Jed McCaleb, co-founder of Stellar.org, commenting said: “This new innovation and collaboration represents a significant milestone for Stellar as well as the financial technology industry as a whole.”

He added: “For the first time, public blockchain technology is being used in production to facilitate cross-border payments in multiple integrated currency corridors. Currently, our cross-border payments tended to take up to several days to clear.”

As such McCaleb said this new implementation is “poised to start a profound change” in the South Pacific nations. And, once “fully scaled” by IBM and its banking partners, it could potentially change the way money is moved around the world, thereby helping to “improve existing international transactions and advancing financial inclusion in developing nations."

The network is currently in use by Advanced Pacific Financial Infrastructure for Inclusion (APFII) members, a public-private partnership initially funded by the United Nations and SWIFT. It is understood that it will process up to 60% of all cross-border payments in the South Pacific's retail foreign exchange corridors including Australia, New Zealand, Fiji, Samoa and Tonga by early next year.

Robert Bell, Chairman of APFII and founder/CEO of KlickEx, said: “This is the first time anyone has made blockchain work at an institutionally viable scale.”

He added: “Through KlickEx, the Pacific has had relatively low-cost, real-time, multi-currency payments for most of the past decade, and this project was a natural next step following our work to create seamless and borderless payments across the Pacific.” By using IBM Blockchain technology they hope to “push forward” in removing payment friction across borders.

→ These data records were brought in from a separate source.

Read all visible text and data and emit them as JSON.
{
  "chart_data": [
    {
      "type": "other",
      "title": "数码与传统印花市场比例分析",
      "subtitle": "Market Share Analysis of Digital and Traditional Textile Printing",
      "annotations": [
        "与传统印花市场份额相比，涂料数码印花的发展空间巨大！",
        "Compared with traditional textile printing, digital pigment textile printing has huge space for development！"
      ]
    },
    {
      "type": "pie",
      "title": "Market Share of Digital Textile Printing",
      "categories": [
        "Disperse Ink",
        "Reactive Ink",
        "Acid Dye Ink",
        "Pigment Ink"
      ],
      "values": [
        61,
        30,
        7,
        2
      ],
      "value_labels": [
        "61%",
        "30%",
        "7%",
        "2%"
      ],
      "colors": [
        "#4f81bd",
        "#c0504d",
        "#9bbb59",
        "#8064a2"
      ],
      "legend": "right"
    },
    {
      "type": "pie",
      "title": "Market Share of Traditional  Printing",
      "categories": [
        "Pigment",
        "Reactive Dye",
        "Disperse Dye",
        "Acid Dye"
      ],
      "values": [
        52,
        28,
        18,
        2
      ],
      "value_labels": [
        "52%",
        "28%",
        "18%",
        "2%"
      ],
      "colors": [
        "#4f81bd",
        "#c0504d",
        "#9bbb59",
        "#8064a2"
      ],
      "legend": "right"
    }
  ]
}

It is understood that the banks that have been announced as taking part in this IBM Blockchain initiative - as well as a few others - will participate in a “series of exercises” scheduled over the fourth quarter of 2017.

Explaining broadly how these exercises will take shape Lund said: “IBM will help the banks to understand the platform, while they will assist us to drive the priorities in terms of how we would take their transaction volumes and expand the network into new geographies beginning 2018.” This is expected to lead to additional currency corridors - more than the initial twelve pencilled in today - and greater transactional volumes.